The philosophers' emphasis on autonomy and choice implies that life is the possession of the person who lives it. This ethic is at odds with a wide range of moral outlooks that view life as a gift, of which we are custodians with certain duties. Such outlooks reject the idea that a person's life is open to unlimited use, even by the person whose life it is. Far from being neutral, the ethic of autonomy invoked in the brief departs from many religious traditions and also from the views of the founders of liberal political philosophy, John Locke and Immanuel Kant. Both Locke and Kant opposed a right to suicide, and both rejected the notion that our lives are possessions to dispose of as we please.

Locke, the philosopher of consent, argued for limited government on the grounds that certain rights are so profoundly ours that we cannot give them up, even by an act of consent. Since the right to life and liberty is unalienable, he maintained, we cannot sell ourselves into slavery or commit suicide: "No body can give more Power than he has himself; and he that cannot take away his own Life, cannot give another power over it."

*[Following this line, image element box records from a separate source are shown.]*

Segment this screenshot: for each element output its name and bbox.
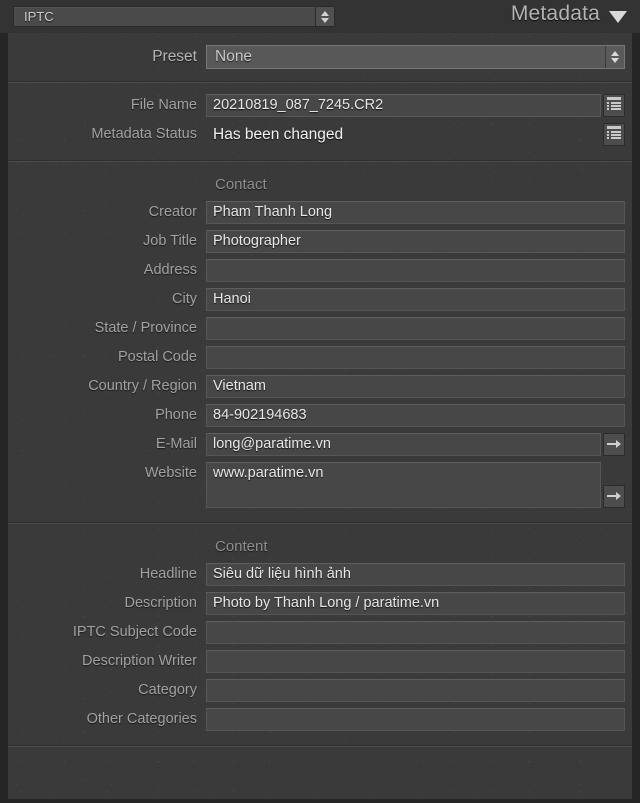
file-name-label: File Name bbox=[130, 97, 197, 113]
postal-code-input[interactable] bbox=[206, 346, 625, 369]
website-arrow-icon[interactable] bbox=[603, 485, 625, 508]
row-address: Address bbox=[8, 257, 625, 286]
other-categories-input[interactable] bbox=[206, 708, 625, 731]
preset-stepper-icon[interactable] bbox=[605, 46, 624, 68]
category-label: Category bbox=[138, 682, 197, 698]
stepper-up-down-icon[interactable] bbox=[315, 7, 334, 26]
stepper-down-arrow bbox=[611, 58, 619, 63]
description-writer-input[interactable] bbox=[206, 650, 625, 673]
row-creator: Creator Pham Thanh Long bbox=[8, 199, 625, 228]
row-description-writer: Description Writer bbox=[8, 648, 625, 677]
preset-dropdown[interactable]: None bbox=[206, 45, 625, 69]
list-icon-line bbox=[607, 102, 621, 104]
list-icon-line bbox=[607, 108, 621, 110]
email-label: E-Mail bbox=[155, 436, 197, 452]
description-writer-label: Description Writer bbox=[82, 653, 197, 669]
list-icon-header bbox=[607, 97, 621, 100]
state-province-label: State / Province bbox=[94, 320, 197, 336]
stepper-up-arrow bbox=[611, 51, 619, 56]
city-input[interactable]: Hanoi bbox=[206, 288, 625, 311]
list-icon-line bbox=[607, 105, 621, 107]
file-name-value[interactable]: 20210819_087_7245.CR2 bbox=[206, 94, 601, 117]
list-icon-header bbox=[607, 126, 621, 129]
arrow-right-icon bbox=[607, 440, 621, 449]
email-input[interactable]: long@paratime.vn bbox=[206, 433, 601, 456]
row-email: E-Mail long@paratime.vn bbox=[8, 431, 625, 460]
metadata-status-label: Metadata Status bbox=[91, 126, 197, 142]
address-label: Address bbox=[143, 262, 197, 278]
list-icon-line bbox=[607, 134, 621, 136]
row-file-name: File Name 20210819_087_7245.CR2 bbox=[8, 92, 625, 121]
stepper-down-arrow bbox=[321, 17, 329, 23]
website-label: Website bbox=[144, 465, 197, 481]
job-title-label: Job Title bbox=[143, 233, 197, 249]
content-section: Content Headline Siêu dữ liệu hình ảnh D… bbox=[8, 524, 632, 745]
row-city: City Hanoi bbox=[8, 286, 625, 315]
email-arrow-icon[interactable] bbox=[603, 433, 625, 456]
creator-label: Creator bbox=[148, 204, 197, 220]
phone-input[interactable]: 84-902194683 bbox=[206, 404, 625, 427]
country-region-label: Country / Region bbox=[88, 378, 197, 394]
category-input[interactable] bbox=[206, 679, 625, 702]
preset-row: Preset None bbox=[8, 33, 632, 81]
other-categories-label: Other Categories bbox=[86, 711, 197, 727]
state-province-input[interactable] bbox=[206, 317, 625, 340]
row-iptc-subject-code: IPTC Subject Code bbox=[8, 619, 625, 648]
metadata-panel-body: Preset None File Name 20210819_087_7245.… bbox=[0, 33, 640, 803]
contact-section-heading: Contact bbox=[215, 176, 267, 193]
iptc-subject-code-input[interactable] bbox=[206, 621, 625, 644]
row-postal-code: Postal Code bbox=[8, 344, 625, 373]
row-country-region: Country / Region Vietnam bbox=[8, 373, 625, 402]
content-section-heading: Content bbox=[215, 538, 268, 555]
row-job-title: Job Title Photographer bbox=[8, 228, 625, 257]
contact-section: Contact Creator Pham Thanh Long Job Titl… bbox=[8, 162, 632, 522]
triangle-down-icon[interactable] bbox=[609, 11, 627, 23]
list-icon-line bbox=[607, 137, 621, 139]
row-phone: Phone 84-902194683 bbox=[8, 402, 625, 431]
row-description: Description Photo by Thanh Long / parati… bbox=[8, 590, 625, 619]
metadata-status-value: Has been changed bbox=[213, 126, 344, 143]
row-website: Website www.paratime.vn bbox=[8, 460, 625, 512]
row-headline: Headline Siêu dữ liệu hình ảnh bbox=[8, 561, 625, 590]
list-icon-line bbox=[607, 131, 621, 133]
preset-label: Preset bbox=[152, 48, 197, 65]
description-label: Description bbox=[124, 595, 197, 611]
row-state-province: State / Province bbox=[8, 315, 625, 344]
country-region-input[interactable]: Vietnam bbox=[206, 375, 625, 398]
arrow-right-icon bbox=[607, 492, 621, 501]
row-category: Category bbox=[8, 677, 625, 706]
metadata-panel-header: IPTC Metadata bbox=[0, 0, 640, 33]
headline-label: Headline bbox=[139, 566, 197, 582]
stepper-up-arrow bbox=[321, 10, 329, 16]
city-label: City bbox=[172, 291, 197, 307]
file-section: File Name 20210819_087_7245.CR2 Metadata… bbox=[8, 83, 632, 160]
file-name-list-icon[interactable] bbox=[603, 94, 625, 117]
job-title-input[interactable]: Photographer bbox=[206, 230, 625, 253]
iptc-subject-code-label: IPTC Subject Code bbox=[72, 624, 197, 640]
page-title: Metadata bbox=[510, 2, 600, 25]
row-metadata-status: Metadata Status Has been changed bbox=[8, 121, 625, 150]
row-other-categories: Other Categories bbox=[8, 706, 625, 735]
address-input[interactable] bbox=[206, 259, 625, 282]
creator-input[interactable]: Pham Thanh Long bbox=[206, 201, 625, 224]
phone-label: Phone bbox=[155, 407, 197, 423]
postal-code-label: Postal Code bbox=[118, 349, 197, 365]
section-divider bbox=[8, 745, 632, 747]
headline-input[interactable]: Siêu dữ liệu hình ảnh bbox=[206, 563, 625, 586]
metadata-set-dropdown[interactable]: IPTC bbox=[13, 6, 335, 27]
website-input[interactable]: www.paratime.vn bbox=[206, 462, 601, 508]
metadata-set-value: IPTC bbox=[24, 9, 54, 24]
metadata-status-list-icon[interactable] bbox=[603, 123, 625, 146]
preset-value: None bbox=[215, 48, 253, 65]
description-input[interactable]: Photo by Thanh Long / paratime.vn bbox=[206, 592, 625, 615]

For Kant, respect for autonomy entails duties to oneself as well as others, most notably the duty to treat humanity as an end in itself. This duty constrains the way a person can treat himself. According to Kant, murder is wrong because it uses the victim as a means rather than respects him as an end. But the same can be true of suicide. If a person "does away with himself in order to escape from a painful situation," Kant writes, "he is making use of a person merely as a means to maintain a tolerable state of affairs till the end of his life. But man is not a thing-not something to be used as a means: he must always in his actions be regarded as an end in himself." Kant concludes that a person has no more right to kill himself than to kill someone else.

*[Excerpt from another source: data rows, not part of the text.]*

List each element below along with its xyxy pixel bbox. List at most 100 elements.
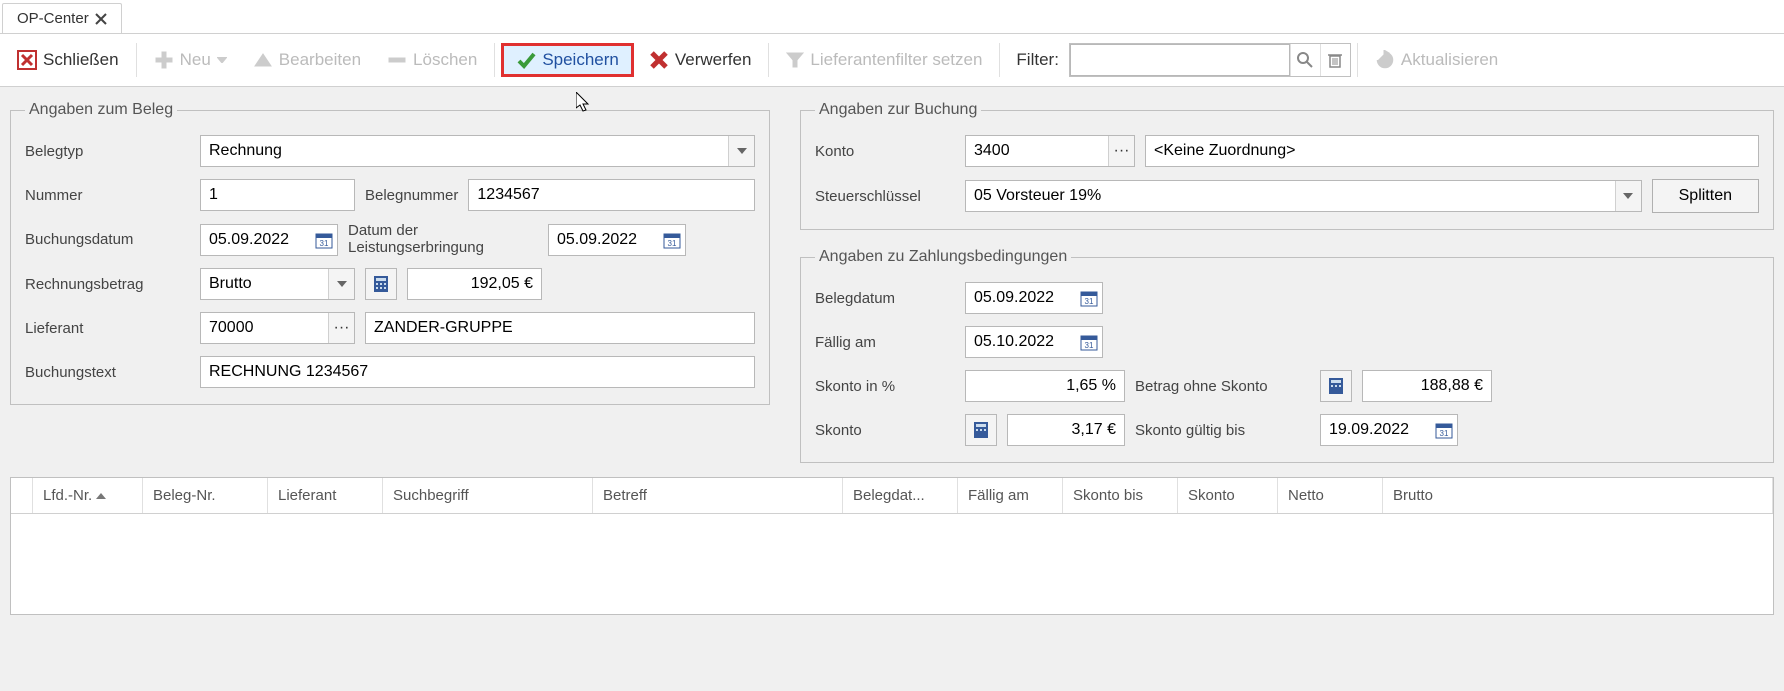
- belegtyp-label: Belegtyp: [25, 143, 190, 160]
- calendar-icon[interactable]: 31: [1431, 415, 1457, 445]
- close-button[interactable]: Schließen: [6, 43, 130, 77]
- leistung-date[interactable]: 31: [548, 224, 686, 256]
- close-icon[interactable]: [95, 13, 107, 25]
- buchungsdatum-input[interactable]: [201, 226, 311, 254]
- lieferant-label: Lieferant: [25, 320, 190, 337]
- konto-assignment-input[interactable]: [1145, 135, 1759, 167]
- belegdatum-label: Belegdatum: [815, 290, 955, 307]
- discard-button[interactable]: Verwerfen: [638, 43, 763, 77]
- col-lieferant[interactable]: Lieferant: [268, 478, 383, 513]
- leistung-input[interactable]: [549, 226, 659, 254]
- betrag-ohne-input[interactable]: [1362, 370, 1492, 402]
- belegnummer-input[interactable]: [468, 179, 755, 211]
- fieldset-beleg: Angaben zum Beleg Belegtyp Nummer Belegn…: [10, 101, 770, 405]
- skonto-bis-input[interactable]: [1321, 416, 1431, 444]
- tab-title: OP-Center: [17, 10, 89, 27]
- col-lfdnr[interactable]: Lfd.-Nr.: [33, 478, 143, 513]
- col-suchbegriff[interactable]: Suchbegriff: [383, 478, 593, 513]
- filter-input[interactable]: [1070, 44, 1290, 76]
- faellig-date[interactable]: 31: [965, 326, 1103, 358]
- col-brutto[interactable]: Brutto: [1383, 478, 1773, 513]
- col-faellig[interactable]: Fällig am: [958, 478, 1063, 513]
- close-label: Schließen: [43, 50, 119, 70]
- col-belegnr[interactable]: Beleg-Nr.: [143, 478, 268, 513]
- col-selector[interactable]: [11, 478, 33, 513]
- konto-input[interactable]: [966, 137, 1108, 165]
- calculator-icon[interactable]: [965, 414, 997, 446]
- col-skonto[interactable]: Skonto: [1178, 478, 1278, 513]
- splitten-button[interactable]: Splitten: [1652, 179, 1759, 213]
- grid: Lfd.-Nr. Beleg-Nr. Lieferant Suchbegriff…: [10, 477, 1774, 615]
- edit-label: Bearbeiten: [279, 50, 361, 70]
- calendar-icon[interactable]: 31: [659, 225, 685, 255]
- leistung-label: Datum der Leistungserbringung: [348, 223, 538, 256]
- belegdatum-input[interactable]: [966, 284, 1076, 312]
- belegdatum-date[interactable]: 31: [965, 282, 1103, 314]
- rbetrag-mode-combo[interactable]: [200, 268, 355, 300]
- rbetrag-mode-value[interactable]: [201, 270, 328, 298]
- nummer-input[interactable]: [200, 179, 355, 211]
- skonto-bis-date[interactable]: 31: [1320, 414, 1458, 446]
- ellipsis-icon[interactable]: ···: [1108, 136, 1134, 166]
- separator: [768, 43, 769, 77]
- chevron-down-icon[interactable]: [728, 136, 754, 166]
- calendar-icon[interactable]: 31: [1076, 283, 1102, 313]
- col-belegdat[interactable]: Belegdat...: [843, 478, 958, 513]
- separator: [494, 43, 495, 77]
- refresh-icon: [1375, 50, 1395, 70]
- belegtyp-value[interactable]: [201, 137, 728, 165]
- steuer-value[interactable]: [966, 182, 1615, 210]
- new-button: Neu: [143, 43, 238, 77]
- tab-bar: OP-Center: [0, 0, 1784, 34]
- col-betreff[interactable]: Betreff: [593, 478, 843, 513]
- nummer-label: Nummer: [25, 187, 190, 204]
- refresh-button: Aktualisieren: [1364, 43, 1509, 77]
- grid-body[interactable]: [11, 514, 1773, 614]
- trash-icon[interactable]: [1320, 44, 1350, 76]
- calendar-icon[interactable]: 31: [311, 225, 337, 255]
- belegnummer-label: Belegnummer: [365, 187, 458, 204]
- x-icon: [649, 50, 669, 70]
- search-icon[interactable]: [1290, 44, 1320, 76]
- chevron-down-icon[interactable]: [328, 269, 354, 299]
- skonto-pct-input[interactable]: [965, 370, 1125, 402]
- buchungstext-input[interactable]: [200, 356, 755, 388]
- calculator-icon[interactable]: [1320, 370, 1352, 402]
- funnel-icon: [786, 51, 804, 69]
- delete-label: Löschen: [413, 50, 477, 70]
- steuer-combo[interactable]: [965, 180, 1642, 212]
- chevron-down-icon[interactable]: [1615, 181, 1641, 211]
- buchungsdatum-date[interactable]: 31: [200, 224, 338, 256]
- svg-text:31: 31: [1085, 297, 1094, 306]
- fieldset-zahlung: Angaben zu Zahlungsbedingungen Belegdatu…: [800, 248, 1774, 463]
- skonto-input[interactable]: [1007, 414, 1125, 446]
- supplier-filter-label: Lieferantenfilter setzen: [810, 50, 982, 70]
- fieldset-buchung: Angaben zur Buchung Konto ··· Steuerschl…: [800, 101, 1774, 230]
- filter-box: [1069, 43, 1351, 77]
- skonto-bis-label: Skonto gültig bis: [1135, 422, 1310, 439]
- save-button[interactable]: Speichern: [501, 43, 634, 77]
- col-skontobis[interactable]: Skonto bis: [1063, 478, 1178, 513]
- x-icon: [17, 50, 37, 70]
- tab-op-center[interactable]: OP-Center: [2, 3, 122, 33]
- refresh-label: Aktualisieren: [1401, 50, 1498, 70]
- lieferant-code-input[interactable]: [201, 314, 328, 342]
- edit-button: Bearbeiten: [242, 43, 372, 77]
- ellipsis-icon[interactable]: ···: [328, 313, 354, 343]
- rbetrag-input[interactable]: [407, 268, 542, 300]
- belegtyp-combo[interactable]: [200, 135, 755, 167]
- faellig-input[interactable]: [966, 328, 1076, 356]
- new-label: Neu: [180, 50, 211, 70]
- calculator-icon[interactable]: [365, 268, 397, 300]
- calendar-icon[interactable]: 31: [1076, 327, 1102, 357]
- lieferant-picker[interactable]: ···: [200, 312, 355, 344]
- save-label: Speichern: [542, 50, 619, 70]
- beleg-legend: Angaben zum Beleg: [25, 101, 177, 119]
- sort-asc-icon: [96, 493, 106, 499]
- triangle-icon: [253, 50, 273, 70]
- svg-text:31: 31: [1440, 429, 1449, 438]
- skonto-pct-label: Skonto in %: [815, 378, 955, 395]
- col-netto[interactable]: Netto: [1278, 478, 1383, 513]
- lieferant-name-input[interactable]: [365, 312, 755, 344]
- konto-picker[interactable]: ···: [965, 135, 1135, 167]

The philosophers' brief assumes, contrary to Kant, that the value of a person's life is the value he or she attributes to it, provided the person is competent and fully informed. "When a competent person does want to die," the philosophers write, "it makes no sense to appeal to the patient's right not to be killed as a reason why an act designed to cause his death is impermissible." Kant would have disagreed. The fact that a person wants to die does not make it morally permissible to kill him, even if his desire is uncoerced and well-informed.

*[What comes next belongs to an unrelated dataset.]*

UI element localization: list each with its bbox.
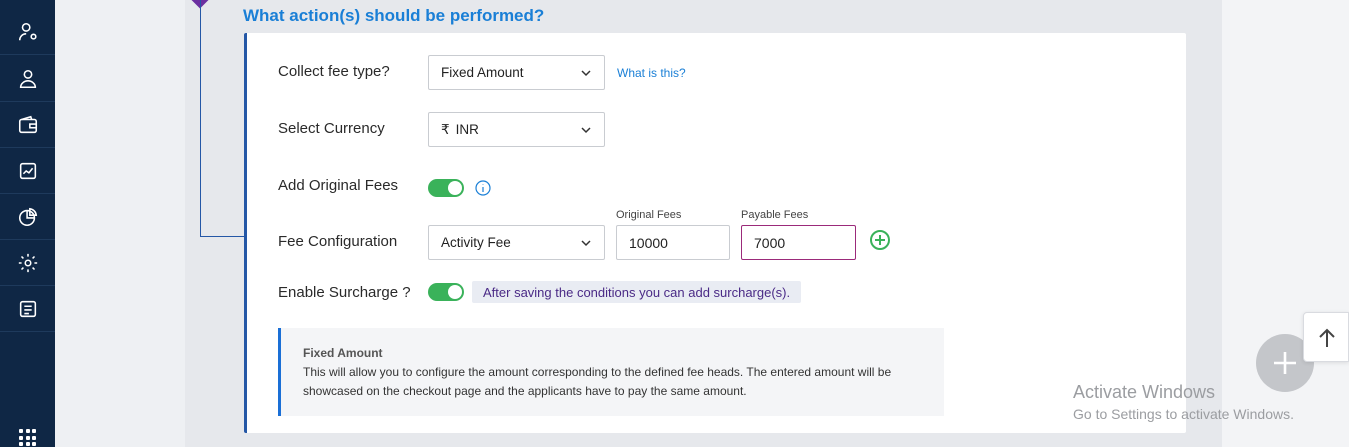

The philosophers might reply that permitting assisted suicide does no harm to those who find it morally objectionable; those who prefer to view their lives as episodes in a larger drama rather than as autonomous creations would remain free to do so.

But this reply overlooks the way that changes in law can bring changes in the way we understand ourselves. The philosophers rightly observe that existing laws against assisted suicide reflect and entrench certain views about what gives life meaning. But the same would be true were the Court to declare, in the name of autonomy, a right to assisted suicide. The new regime would not simply expand the range of options, but would encourage the tendency to view life less as a gift and more as a possession. It might heighten the prestige we accord autonomous, independent lives and depreciate the claims of those seen to be dependent. How this shift would affect policy toward the elderly, the disabled, the poor and the infirm, or reshape the attitudes of doctors toward their ailing patients or children toward their aging parents, remains to be seen.

To reject the autonomy argument is not necessarily to oppose assisted suicide in all cases. Even those who regard life as a sacred trust can admit that the claims of compassion may sometimes override the duty to preserve life. The challenge is to find a way to honor these claims that preserves the moral burden of hastening death, and that retains the reverence for life as something we cherish, not something we choose.